5. Former triggering eating disorder behaviors
Any diet behavior will trigger you to relapse and can be a sign that you are already relapsing. Weighing and measuring yourself, body-checking, Paleo/low-fat/gluten-free diet recipe searching or following –all of these previous eating disorder behaviors are signs of relapse or impending relapse. Communicating with other eating disordered people who are not recovering can be a trigger for you as can calorie counting to make sure you do not eat “too much” or eating from blue dishes with chopsticks. You know your former disordered behaviors better than anybody so make sure you get them out of your life for good!
6. Trying to be perfect in recovery
It’s important to realize that recovery is not another diet where you fail. Even though I listed here all possible triggers for your eating disorder, I want to tell you that it’s not possible to be one hundred percent perfect in recovery. Erasing all your triggers and going to full recovery with absolutely no setbacks? Maybe it happens in recovery fairyland, but that’s not real life. Recovery is a journey, and all mistakes are learning experiences.
Nobody expects you to be perfect. Be realistic instead!

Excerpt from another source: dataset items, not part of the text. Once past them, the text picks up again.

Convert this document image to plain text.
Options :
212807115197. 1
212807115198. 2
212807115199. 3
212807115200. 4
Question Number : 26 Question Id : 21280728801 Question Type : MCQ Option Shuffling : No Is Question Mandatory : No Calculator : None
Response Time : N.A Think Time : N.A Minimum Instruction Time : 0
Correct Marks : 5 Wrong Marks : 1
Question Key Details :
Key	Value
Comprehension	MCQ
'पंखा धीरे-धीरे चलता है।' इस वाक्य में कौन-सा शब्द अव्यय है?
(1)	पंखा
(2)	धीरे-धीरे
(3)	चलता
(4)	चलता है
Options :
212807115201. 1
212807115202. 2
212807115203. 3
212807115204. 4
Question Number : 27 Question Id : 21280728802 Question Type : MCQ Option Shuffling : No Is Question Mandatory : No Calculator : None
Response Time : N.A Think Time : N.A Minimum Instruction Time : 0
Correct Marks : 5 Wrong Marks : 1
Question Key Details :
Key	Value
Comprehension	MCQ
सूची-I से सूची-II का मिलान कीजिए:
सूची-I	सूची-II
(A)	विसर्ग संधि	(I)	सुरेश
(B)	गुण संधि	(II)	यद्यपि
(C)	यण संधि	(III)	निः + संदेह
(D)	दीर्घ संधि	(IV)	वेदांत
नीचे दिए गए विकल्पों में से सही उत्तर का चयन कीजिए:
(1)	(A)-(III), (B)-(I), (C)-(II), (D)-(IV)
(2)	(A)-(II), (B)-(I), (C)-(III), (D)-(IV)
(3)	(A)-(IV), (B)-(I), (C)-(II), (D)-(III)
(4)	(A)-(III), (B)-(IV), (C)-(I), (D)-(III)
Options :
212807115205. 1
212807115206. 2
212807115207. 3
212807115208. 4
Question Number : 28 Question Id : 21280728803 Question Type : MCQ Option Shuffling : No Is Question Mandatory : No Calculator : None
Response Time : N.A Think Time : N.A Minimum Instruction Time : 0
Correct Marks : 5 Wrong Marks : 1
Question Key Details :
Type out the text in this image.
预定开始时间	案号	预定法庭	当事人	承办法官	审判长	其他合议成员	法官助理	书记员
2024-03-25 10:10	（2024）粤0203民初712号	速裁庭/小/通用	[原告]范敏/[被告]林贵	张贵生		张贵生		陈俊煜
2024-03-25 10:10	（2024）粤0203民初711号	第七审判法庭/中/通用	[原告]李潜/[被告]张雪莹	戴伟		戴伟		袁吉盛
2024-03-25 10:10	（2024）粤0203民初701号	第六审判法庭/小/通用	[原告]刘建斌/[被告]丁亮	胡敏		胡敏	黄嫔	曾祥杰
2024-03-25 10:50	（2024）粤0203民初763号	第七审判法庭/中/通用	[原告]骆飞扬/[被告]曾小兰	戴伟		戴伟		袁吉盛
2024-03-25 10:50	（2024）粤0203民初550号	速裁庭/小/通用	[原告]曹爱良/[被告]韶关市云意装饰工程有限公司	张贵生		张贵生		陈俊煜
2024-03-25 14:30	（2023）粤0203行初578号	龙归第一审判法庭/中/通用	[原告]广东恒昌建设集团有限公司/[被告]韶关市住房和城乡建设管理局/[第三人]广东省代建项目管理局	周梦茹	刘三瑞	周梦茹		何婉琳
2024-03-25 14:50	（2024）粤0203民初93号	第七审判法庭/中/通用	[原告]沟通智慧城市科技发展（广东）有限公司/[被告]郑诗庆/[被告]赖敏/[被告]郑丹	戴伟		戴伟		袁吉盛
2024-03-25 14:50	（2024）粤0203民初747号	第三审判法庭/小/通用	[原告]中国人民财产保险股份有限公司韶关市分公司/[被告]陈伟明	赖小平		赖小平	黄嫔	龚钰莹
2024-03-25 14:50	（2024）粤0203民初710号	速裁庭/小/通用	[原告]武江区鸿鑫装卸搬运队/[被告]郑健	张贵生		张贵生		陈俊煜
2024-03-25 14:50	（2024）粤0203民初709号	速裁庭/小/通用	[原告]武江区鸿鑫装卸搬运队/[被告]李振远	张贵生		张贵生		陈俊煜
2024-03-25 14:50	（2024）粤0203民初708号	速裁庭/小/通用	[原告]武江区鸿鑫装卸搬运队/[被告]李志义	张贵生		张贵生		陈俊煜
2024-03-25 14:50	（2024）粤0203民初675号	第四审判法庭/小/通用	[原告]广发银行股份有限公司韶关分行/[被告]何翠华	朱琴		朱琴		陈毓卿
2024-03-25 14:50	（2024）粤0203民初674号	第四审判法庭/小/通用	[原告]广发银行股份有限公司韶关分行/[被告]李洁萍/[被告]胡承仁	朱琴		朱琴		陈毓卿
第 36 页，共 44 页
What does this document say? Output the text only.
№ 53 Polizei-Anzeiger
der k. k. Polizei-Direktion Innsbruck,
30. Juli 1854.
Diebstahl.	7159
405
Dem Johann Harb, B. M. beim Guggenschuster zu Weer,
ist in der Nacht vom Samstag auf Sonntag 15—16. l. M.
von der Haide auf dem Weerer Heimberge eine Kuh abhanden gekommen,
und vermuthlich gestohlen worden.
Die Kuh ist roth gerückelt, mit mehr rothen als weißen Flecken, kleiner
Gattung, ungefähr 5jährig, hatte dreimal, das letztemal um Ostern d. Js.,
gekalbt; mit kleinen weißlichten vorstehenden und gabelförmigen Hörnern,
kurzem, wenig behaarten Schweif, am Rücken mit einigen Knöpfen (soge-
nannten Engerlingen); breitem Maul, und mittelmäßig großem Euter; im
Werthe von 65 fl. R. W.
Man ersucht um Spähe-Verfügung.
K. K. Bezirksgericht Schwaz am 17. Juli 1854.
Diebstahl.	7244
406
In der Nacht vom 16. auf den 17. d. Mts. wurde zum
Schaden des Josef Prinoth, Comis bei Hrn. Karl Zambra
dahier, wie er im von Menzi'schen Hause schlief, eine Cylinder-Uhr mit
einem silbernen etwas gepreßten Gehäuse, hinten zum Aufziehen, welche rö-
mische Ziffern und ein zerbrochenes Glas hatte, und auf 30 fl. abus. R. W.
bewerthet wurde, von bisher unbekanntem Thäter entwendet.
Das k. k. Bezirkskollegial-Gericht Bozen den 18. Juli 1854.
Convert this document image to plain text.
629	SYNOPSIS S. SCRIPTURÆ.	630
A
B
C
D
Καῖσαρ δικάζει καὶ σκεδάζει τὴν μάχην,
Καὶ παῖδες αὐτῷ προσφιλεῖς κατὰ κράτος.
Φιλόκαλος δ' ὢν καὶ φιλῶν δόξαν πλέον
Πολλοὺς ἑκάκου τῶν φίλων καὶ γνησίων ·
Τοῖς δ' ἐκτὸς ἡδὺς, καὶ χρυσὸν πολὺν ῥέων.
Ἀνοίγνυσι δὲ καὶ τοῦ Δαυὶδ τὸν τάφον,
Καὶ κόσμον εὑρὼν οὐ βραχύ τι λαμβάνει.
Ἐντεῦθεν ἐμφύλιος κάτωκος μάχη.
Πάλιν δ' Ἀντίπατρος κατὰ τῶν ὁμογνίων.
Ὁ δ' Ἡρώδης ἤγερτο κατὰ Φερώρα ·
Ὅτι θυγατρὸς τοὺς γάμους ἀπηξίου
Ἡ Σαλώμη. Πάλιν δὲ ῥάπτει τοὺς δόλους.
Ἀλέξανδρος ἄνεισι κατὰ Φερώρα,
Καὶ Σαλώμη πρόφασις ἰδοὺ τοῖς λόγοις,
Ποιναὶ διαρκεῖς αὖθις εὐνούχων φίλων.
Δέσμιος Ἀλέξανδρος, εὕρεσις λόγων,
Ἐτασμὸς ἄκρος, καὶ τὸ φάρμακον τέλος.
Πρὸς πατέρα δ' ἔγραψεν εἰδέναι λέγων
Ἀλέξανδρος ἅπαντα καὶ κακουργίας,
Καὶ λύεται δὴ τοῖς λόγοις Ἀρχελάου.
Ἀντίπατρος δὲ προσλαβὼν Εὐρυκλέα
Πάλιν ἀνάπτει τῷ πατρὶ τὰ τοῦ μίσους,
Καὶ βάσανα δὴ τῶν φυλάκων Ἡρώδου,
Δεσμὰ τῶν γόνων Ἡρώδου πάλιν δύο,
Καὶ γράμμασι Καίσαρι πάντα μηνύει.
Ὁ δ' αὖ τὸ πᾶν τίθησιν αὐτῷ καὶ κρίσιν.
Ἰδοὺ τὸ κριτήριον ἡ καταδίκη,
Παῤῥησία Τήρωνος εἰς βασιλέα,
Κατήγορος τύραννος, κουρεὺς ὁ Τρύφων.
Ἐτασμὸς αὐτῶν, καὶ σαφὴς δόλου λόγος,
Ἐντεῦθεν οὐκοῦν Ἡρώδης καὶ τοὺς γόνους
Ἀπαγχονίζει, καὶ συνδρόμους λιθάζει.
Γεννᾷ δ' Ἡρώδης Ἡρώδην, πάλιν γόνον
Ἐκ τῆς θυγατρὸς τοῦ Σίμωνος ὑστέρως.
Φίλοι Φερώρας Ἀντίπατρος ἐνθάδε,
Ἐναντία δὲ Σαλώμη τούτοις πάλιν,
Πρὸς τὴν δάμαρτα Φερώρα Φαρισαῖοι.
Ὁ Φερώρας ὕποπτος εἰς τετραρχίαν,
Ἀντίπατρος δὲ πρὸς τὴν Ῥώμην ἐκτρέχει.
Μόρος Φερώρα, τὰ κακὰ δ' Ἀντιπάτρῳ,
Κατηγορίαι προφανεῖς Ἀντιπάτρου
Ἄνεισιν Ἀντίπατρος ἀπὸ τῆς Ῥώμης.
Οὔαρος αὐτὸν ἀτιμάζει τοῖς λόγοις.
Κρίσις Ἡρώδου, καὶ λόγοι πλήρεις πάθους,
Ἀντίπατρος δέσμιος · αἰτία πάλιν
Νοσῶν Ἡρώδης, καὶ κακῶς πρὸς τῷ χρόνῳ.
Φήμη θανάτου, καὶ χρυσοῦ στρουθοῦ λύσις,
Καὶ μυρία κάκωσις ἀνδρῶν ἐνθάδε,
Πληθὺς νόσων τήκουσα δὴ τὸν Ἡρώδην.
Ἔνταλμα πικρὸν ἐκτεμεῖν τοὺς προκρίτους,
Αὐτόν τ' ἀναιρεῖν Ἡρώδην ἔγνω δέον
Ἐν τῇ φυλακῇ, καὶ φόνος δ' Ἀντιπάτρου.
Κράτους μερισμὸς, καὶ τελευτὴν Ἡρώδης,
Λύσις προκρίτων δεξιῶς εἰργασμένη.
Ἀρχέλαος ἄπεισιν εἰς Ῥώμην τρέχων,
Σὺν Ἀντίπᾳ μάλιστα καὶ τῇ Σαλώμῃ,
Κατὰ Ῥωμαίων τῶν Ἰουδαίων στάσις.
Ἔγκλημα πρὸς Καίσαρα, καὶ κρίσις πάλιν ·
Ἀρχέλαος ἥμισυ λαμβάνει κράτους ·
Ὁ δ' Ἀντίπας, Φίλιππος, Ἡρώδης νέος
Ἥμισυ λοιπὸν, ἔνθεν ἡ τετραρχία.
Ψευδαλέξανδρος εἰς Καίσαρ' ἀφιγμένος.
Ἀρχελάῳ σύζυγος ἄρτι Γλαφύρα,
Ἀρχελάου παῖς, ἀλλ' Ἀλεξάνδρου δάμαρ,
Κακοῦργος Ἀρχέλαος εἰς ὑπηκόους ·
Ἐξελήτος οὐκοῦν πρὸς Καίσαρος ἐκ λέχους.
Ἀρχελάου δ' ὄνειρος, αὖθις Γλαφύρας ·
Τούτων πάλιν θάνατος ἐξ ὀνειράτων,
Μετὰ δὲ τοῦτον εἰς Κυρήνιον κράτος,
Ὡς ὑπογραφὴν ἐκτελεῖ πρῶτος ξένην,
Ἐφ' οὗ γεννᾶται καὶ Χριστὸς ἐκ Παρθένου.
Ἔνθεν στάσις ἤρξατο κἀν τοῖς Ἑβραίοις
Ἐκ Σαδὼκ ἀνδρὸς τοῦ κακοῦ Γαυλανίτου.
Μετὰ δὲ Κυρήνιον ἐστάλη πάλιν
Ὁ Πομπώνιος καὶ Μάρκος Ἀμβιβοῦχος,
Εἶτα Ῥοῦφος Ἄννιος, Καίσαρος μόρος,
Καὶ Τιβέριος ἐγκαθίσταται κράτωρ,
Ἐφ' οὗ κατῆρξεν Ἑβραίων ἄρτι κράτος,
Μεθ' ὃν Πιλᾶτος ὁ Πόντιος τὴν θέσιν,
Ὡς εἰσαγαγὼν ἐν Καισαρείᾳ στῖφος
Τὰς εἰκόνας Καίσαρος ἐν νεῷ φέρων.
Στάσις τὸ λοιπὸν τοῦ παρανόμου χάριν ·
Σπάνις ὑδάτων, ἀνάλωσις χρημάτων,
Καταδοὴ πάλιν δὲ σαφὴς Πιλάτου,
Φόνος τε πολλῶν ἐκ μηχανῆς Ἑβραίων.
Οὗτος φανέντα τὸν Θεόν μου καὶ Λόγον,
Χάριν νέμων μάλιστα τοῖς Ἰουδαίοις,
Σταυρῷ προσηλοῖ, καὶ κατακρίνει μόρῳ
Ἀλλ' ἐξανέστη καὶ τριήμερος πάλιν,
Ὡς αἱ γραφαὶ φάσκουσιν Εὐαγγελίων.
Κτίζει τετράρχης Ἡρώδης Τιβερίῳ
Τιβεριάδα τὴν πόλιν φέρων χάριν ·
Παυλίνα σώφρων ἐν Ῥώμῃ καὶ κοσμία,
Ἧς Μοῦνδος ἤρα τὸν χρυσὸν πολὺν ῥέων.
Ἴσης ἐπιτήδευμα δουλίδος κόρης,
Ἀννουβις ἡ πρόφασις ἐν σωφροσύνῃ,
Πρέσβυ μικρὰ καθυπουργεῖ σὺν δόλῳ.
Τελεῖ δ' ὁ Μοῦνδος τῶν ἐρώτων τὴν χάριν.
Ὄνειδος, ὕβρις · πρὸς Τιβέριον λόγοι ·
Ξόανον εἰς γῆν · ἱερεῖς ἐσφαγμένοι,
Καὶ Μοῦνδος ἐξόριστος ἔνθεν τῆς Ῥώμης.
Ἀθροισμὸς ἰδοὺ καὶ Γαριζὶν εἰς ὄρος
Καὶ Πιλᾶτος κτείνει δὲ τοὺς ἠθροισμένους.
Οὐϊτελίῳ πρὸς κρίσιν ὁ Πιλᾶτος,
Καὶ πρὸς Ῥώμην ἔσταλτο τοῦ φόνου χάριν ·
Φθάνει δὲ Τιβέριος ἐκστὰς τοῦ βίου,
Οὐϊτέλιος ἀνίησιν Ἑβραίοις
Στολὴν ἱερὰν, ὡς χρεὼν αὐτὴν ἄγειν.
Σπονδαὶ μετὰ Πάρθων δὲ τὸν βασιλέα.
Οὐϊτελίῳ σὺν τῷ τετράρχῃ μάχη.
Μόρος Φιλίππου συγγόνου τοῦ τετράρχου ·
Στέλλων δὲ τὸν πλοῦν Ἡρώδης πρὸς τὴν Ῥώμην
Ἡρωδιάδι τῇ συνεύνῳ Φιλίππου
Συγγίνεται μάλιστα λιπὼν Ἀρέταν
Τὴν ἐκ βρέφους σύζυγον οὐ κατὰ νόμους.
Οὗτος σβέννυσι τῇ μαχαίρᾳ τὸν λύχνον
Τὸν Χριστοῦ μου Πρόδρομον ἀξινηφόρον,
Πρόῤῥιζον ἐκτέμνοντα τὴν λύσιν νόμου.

Expecting to be perfect is another sure way to trigger relapse because if something goes wrong (and it will!), you might just give up altogether because you’ll automatically think it isn’t working. It’s the mindset of “Oh well… I screwed up today so I might as well binge and purge for the rest of the night and start tomorrow…”. If you have this mindset in recovery you will already set yourself up for a failure.
If you climb a mountain and fall a few steps back because there were some loose rocks you didn’t expect, it doesn’t mean you have to go all the way back down and start again from ground zero…or you should start intentionally loosening even more rocks because you can start climbing again from “tomorrow” (makes no sense!). Taking a few steps back does not mean you have to start from the beginning… or that you have to make it even worse by quitting recovery today by going into a full-blown ED-mode because you can start “fresh” from tomorrow…(insanity!) Instead, celebrate the road you have traveled thus far in your recovery, and just continue going!